L’honnêteté intellectuelle et la crise financière

L'honnêteté intellectuelle et la crise financière

par Denis Bertrand

Cette chronique a pour but de vous informer sur les discussions publiques concernant la situation des régimes de retraite y compris le nôtre.

L’honnêteté intellectuelle est une des qualités que j’apprécie le plus. Malheureusement elle fut la première victime de la crise financière de 2008 à tout le moins en ce qui a trait à la santé des régimes de retraite. Laissez-moi vous l’expliquer en trois points et pardonnez-moi l’aridité de mes propos.
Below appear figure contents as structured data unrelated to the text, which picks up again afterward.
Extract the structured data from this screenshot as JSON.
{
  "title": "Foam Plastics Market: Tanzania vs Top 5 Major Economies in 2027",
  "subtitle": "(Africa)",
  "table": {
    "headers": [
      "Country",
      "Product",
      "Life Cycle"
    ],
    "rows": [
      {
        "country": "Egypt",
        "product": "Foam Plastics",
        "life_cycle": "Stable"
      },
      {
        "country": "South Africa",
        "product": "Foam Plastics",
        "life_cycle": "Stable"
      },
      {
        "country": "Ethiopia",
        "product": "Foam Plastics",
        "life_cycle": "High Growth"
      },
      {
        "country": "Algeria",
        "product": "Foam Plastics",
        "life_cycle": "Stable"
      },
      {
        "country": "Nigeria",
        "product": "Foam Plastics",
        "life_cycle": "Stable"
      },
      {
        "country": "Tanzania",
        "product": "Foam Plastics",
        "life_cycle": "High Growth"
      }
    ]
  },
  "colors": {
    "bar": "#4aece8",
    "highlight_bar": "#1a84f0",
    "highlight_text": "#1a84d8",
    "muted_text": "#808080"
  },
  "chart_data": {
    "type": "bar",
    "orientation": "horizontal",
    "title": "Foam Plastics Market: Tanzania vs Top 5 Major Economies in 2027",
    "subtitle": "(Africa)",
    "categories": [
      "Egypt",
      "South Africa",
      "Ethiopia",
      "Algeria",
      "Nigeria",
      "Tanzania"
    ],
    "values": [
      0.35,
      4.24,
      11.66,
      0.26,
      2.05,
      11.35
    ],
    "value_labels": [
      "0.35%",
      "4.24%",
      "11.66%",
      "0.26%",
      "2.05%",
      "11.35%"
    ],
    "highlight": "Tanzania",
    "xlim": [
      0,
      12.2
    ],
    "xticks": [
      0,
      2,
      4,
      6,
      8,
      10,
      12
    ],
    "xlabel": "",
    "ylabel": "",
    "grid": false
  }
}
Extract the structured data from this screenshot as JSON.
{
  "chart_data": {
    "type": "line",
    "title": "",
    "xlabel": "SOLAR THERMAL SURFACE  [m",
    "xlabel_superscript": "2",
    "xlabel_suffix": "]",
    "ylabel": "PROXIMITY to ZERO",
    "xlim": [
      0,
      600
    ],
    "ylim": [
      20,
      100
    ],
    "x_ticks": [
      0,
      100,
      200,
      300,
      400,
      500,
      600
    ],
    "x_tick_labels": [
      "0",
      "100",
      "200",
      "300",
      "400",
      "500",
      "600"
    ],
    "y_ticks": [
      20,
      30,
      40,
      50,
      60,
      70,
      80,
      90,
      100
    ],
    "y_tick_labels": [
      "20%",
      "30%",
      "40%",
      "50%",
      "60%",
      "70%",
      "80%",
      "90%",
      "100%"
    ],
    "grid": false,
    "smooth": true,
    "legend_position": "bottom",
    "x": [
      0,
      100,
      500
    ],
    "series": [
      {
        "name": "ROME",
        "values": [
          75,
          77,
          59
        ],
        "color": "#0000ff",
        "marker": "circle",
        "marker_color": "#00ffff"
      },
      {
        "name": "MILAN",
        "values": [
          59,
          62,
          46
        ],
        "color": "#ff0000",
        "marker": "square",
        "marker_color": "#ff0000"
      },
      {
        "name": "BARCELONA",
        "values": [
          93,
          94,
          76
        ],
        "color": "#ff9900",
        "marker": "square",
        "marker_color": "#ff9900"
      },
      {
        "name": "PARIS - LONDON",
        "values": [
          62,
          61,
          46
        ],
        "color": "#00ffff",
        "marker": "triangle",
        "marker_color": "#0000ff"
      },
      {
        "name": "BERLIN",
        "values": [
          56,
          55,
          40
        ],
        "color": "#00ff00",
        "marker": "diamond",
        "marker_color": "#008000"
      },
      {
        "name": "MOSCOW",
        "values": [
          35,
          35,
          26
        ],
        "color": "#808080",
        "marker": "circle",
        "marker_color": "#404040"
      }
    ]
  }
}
Premièrement on a maintes fois répété que la crise financière de 2008 était prévisible et que celle-ci pouvait se répéter à moyen terme. On laissait ainsi entendre que les rendements à long terme ne pourraient pas atteindre les hypothèses actuarielles et qu’il fallait à tout prix réduire les rentes futures et même celle déjà versée comme certains politiciens l’ont mentionnés récemment. Or en ce qui a trait aux rendements, la chute du Dow Jones survenue en 2008 -2009 n’avait pas de précédent depuis la période 1929-1932. De plus cet indice a déjà surpassé son sommet de 2008. Les problèmes financiers liés aux rendements à long terme sont donc nettement exagérés, comme l’ont démontré les résultats récents des caisses de retraite.

L’honnêteté intellectuelle et les déficits actuariels de capitalisation

Les données suivantes proviennent des présentations aux différentes assemblées annuelles de notre régime de retraite. Au 31 décembre 2006, le déficit actuariel s’établissait à 4 millions soit environ 0,5 % du passif. Au 31 décembre 2009 il avait atteint la somme de 231 millions, puis au 31 décembre 2012 finalement le déficit se chiffrait à 374 millions soit 31 % du passif.
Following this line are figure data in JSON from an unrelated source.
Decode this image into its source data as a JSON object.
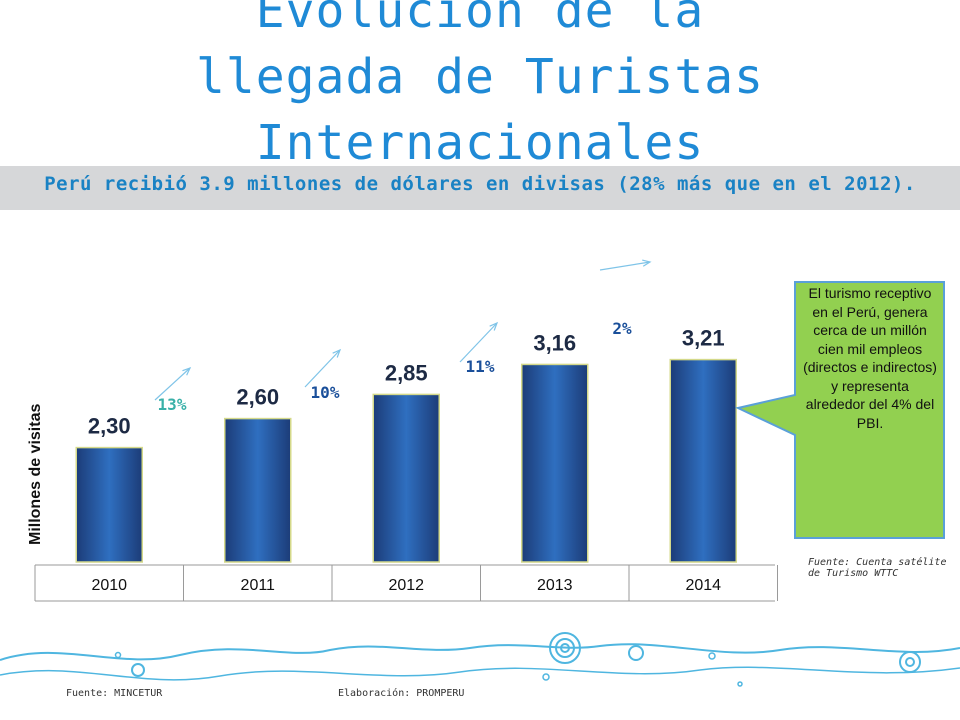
{
  "title": "Evolución de la llegada de Turistas Internacionales",
  "subtitle": "Perú recibió  3.9 millones de dólares en divisas (28% más que en el 2012).",
  "callout": {
    "text": "El turismo receptivo en el Perú, genera cerca de un millón cien mil empleos (directos e indirectos) y representa alrededor del 4% del PBI.",
    "source": "Fuente: Cuenta satélite de Turismo WTTC"
  },
  "footer": {
    "source": "Fuente: MINCETUR",
    "prepared_by": "Elaboración: PROMPERU"
  },
  "colors": {
    "bar": "#2f6fc0",
    "bar_dark": "#1c3c78",
    "growth_text": "#1a4f9a",
    "growth_text_first": "#39b0a8",
    "callout_fill": "#92d050",
    "callout_border": "#5aa0d8",
    "title": "#1f8ad6"
  },
  "chart_data": {
    "type": "bar",
    "categories": [
      "2010",
      "2011",
      "2012",
      "2013",
      "2014"
    ],
    "values": [
      2.3,
      2.6,
      2.85,
      3.16,
      3.21
    ],
    "value_labels": [
      "2,30",
      "2,60",
      "2,85",
      "3,16",
      "3,21"
    ],
    "growth_labels": [
      "13%",
      "10%",
      "11%",
      "2%"
    ],
    "ylabel": "Millones de visitas",
    "xlabel": "",
    "grid": false,
    "legend": "none"
  }
}
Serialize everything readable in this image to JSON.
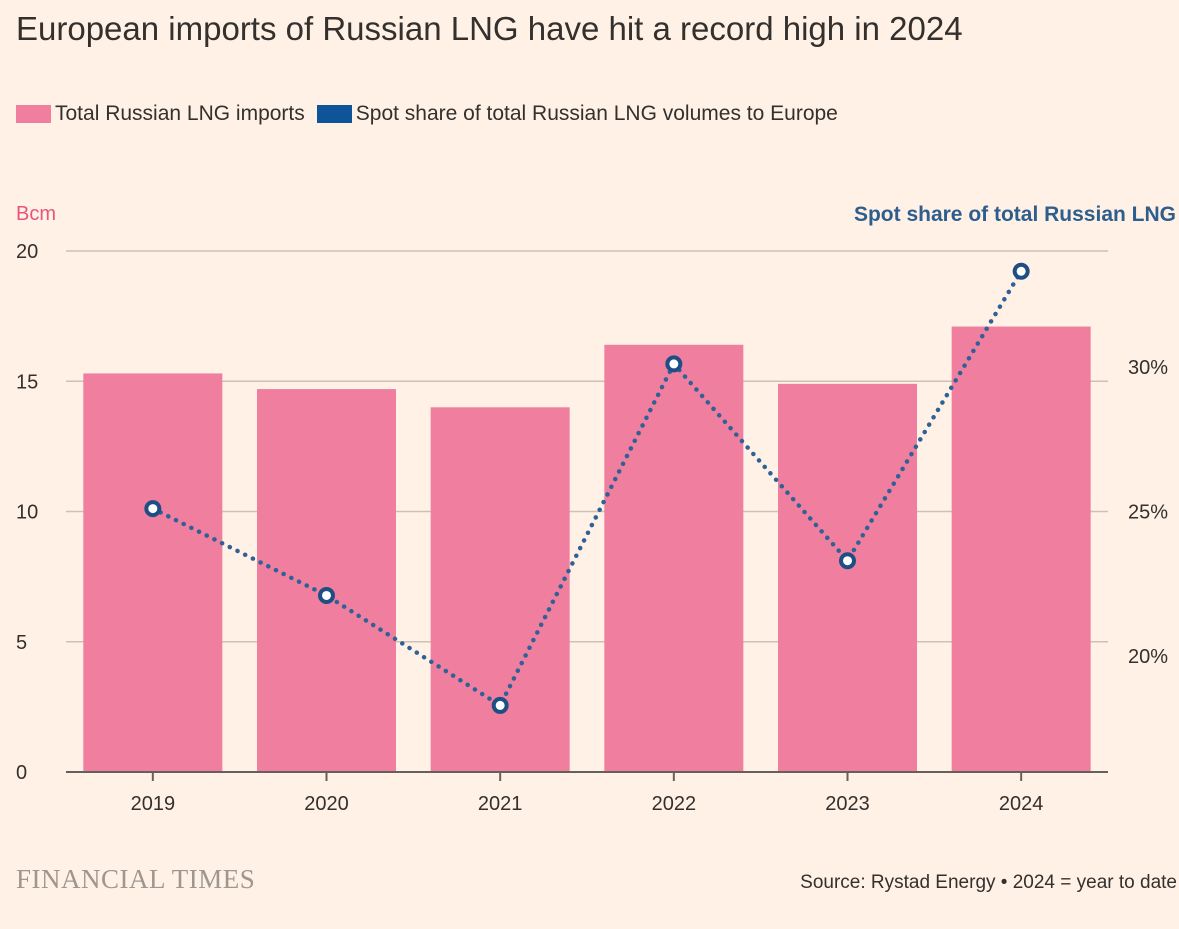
{
  "colors": {
    "background": "#FFF1E5",
    "bar": "#F07E9E",
    "line": "#2E6296",
    "legend_line": "#0F5499",
    "left_axis_label": "#E4567F",
    "right_axis_label": "#2E5E8E",
    "grid": "#CCC1B7",
    "axis": "#66605C"
  },
  "legend": {
    "bar_label": "Total Russian LNG imports",
    "line_label": "Spot share of total Russian LNG volumes to Europe"
  },
  "footer": {
    "brand": "FINANCIAL TIMES",
    "source": "Source: Rystad Energy • 2024 = year to date"
  },
  "chart_data": {
    "type": "bar",
    "title": "European imports of Russian LNG have hit a record high in 2024",
    "categories": [
      "2019",
      "2020",
      "2021",
      "2022",
      "2023",
      "2024"
    ],
    "series": [
      {
        "name": "Total Russian LNG imports",
        "type": "bar",
        "axis": "left",
        "values": [
          15.3,
          14.7,
          14.0,
          16.4,
          14.9,
          17.1
        ]
      },
      {
        "name": "Spot share of total Russian LNG volumes to Europe",
        "type": "line",
        "axis": "right",
        "style": "dotted",
        "values": [
          25.1,
          22.1,
          18.3,
          30.1,
          23.3,
          33.3
        ]
      }
    ],
    "y_left": {
      "label": "Bcm",
      "range": [
        0,
        20
      ],
      "ticks": [
        0,
        5,
        10,
        15,
        20
      ],
      "tick_labels": [
        "0",
        "5",
        "10",
        "15",
        "20"
      ]
    },
    "y_right": {
      "label": "Spot share of total Russian LNG",
      "range": [
        16,
        34
      ],
      "ticks": [
        20,
        25,
        30
      ],
      "tick_labels": [
        "20%",
        "25%",
        "30%"
      ]
    },
    "grid": true
  }
}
Maintenant, décortiquons ce chiffre en trois composantes. En six ans les pertes de rendement, principalement dues à l’année 2008, se chiffrent à 135 millions tandis que les modifications aux hypothèses actuarielles atteignent à une valeur de 175 millions et que les améliorations au régime sont de l’ordre de 57 millions. Les modifications aux hypothèses actuarielles ne résultent pas des demandes des participants, mais représentent des ajustements qui auraient probablement dû être faits bien avant et non pas représenter un coup de massue actuariel. On doit aussi se questionner sur les améliorations au régime accordé après la catastrophe de 2008 ou peut-être conclure que celle-ci n’était pas si désastreuse lorsque l’on considère les rendements dans une perspective à long terme.
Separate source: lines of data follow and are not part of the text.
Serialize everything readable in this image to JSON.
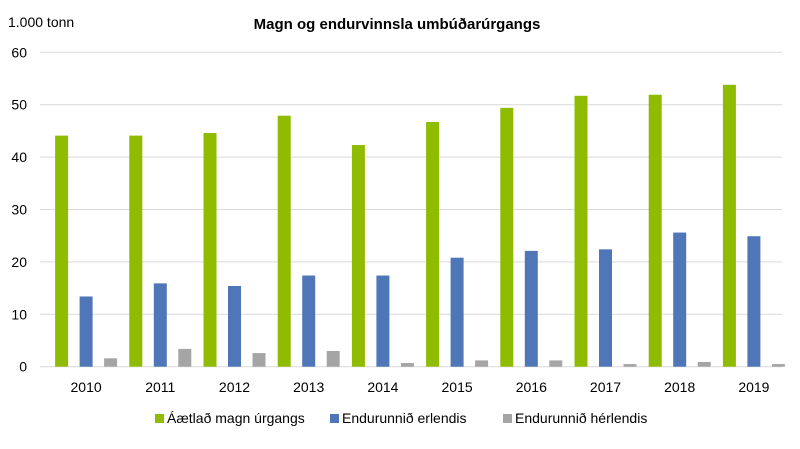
{
  "chart_data": {
    "type": "bar",
    "title": "Magn og endurvinnsla umbúðarúrgangs",
    "ylabel": "1.000 tonn",
    "xlabel": "",
    "ylim": [
      0,
      60
    ],
    "yticks": [
      0,
      10,
      20,
      30,
      40,
      50,
      60
    ],
    "grid": true,
    "legend_position": "bottom",
    "categories": [
      "2010",
      "2011",
      "2012",
      "2013",
      "2014",
      "2015",
      "2016",
      "2017",
      "2018",
      "2019"
    ],
    "series": [
      {
        "name": "Áætlað magn úrgangs",
        "color": "#8fbc00",
        "values": [
          44.1,
          44.1,
          44.6,
          47.9,
          42.3,
          46.7,
          49.4,
          51.7,
          51.9,
          53.8
        ]
      },
      {
        "name": "Endurunnið erlendis",
        "color": "#4f77b8",
        "values": [
          13.4,
          15.9,
          15.4,
          17.4,
          17.4,
          20.8,
          22.1,
          22.4,
          25.6,
          24.9
        ]
      },
      {
        "name": "Endurunnið hérlendis",
        "color": "#a5a5a5",
        "values": [
          1.6,
          3.4,
          2.6,
          3.0,
          0.7,
          1.2,
          1.2,
          0.5,
          0.9,
          0.5
        ]
      }
    ]
  }
}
L’honnêteté intellectuelle et les opinions divergentes

Certains chroniqueurs ont cependant fait remarquer que la situation bien que sérieuse n’était pas le désastre que certains roitelets, dont Régis 1er et Gilles 1er , ont décrit. En juillet 2013 Fred Vettese, chef actuaire chez Morneau Shepell, écrivait un article dans la revue Benefits Canada intitulé : « Le pire est peut-être passé pour les régimes de retraite à prestations définies », dans lequel il indiquait brillamment les améliorations qu’il anticipait pour ces régimes. Le 2 janvier 2014, le site Argent publiait un article intitulé : « La santé des régimes de retraite s’améliore ». Dans ce texte, on rapportait une étude de la firme Mercer établissant que 40 % des régimes sont maintenant pleinement capitalisé comparativement à 6 % au début de 2013. Finalement, le 20 janvier 2014, Francis Vailles dans La Presse écrivait : « Retraite : Hydro efface son déficit de 4,6 milliards » dans cet article il expliquait l’amélioration de la situation chez Hydro-Québec et au Mouvement Desjardins.

Notre situation

Maintenant qu’en est-il de notre situation. Si l’on suppose que les modifications aux hypothèses sont suffisantes et qu’aucune amélioration au régime ne survient, le déficit évolue de la façon suivante : à la somme de 374 millions s’ajoutent des intérêts de 22 millions et est soustrait la cotisation d’équilibre de 66 millions versée en 2013 et le gain sur le rendement de l’actif par rapport à l’hypothèse actuarielle pouvant être évalué à approximativement 60 millions. Nous obtenons donc un déficit d’environ 270 millions sur un passif total de plus de 1200 millions. Notre situation s’est donc sensiblement améliorée en un an, alors que l’on entrevoit avec confiance l’année 2014.

En terminant, je ne saurais passer sous silence l’attitude compréhensive et respectueuse du nouveau maire, Monsieur Demers, à l’égard des participants au régime de retraite, tant à l’occasion de son allocution lors du dîner des retraités que lors d’une conversation privée que j’ai eue avec ce dernier.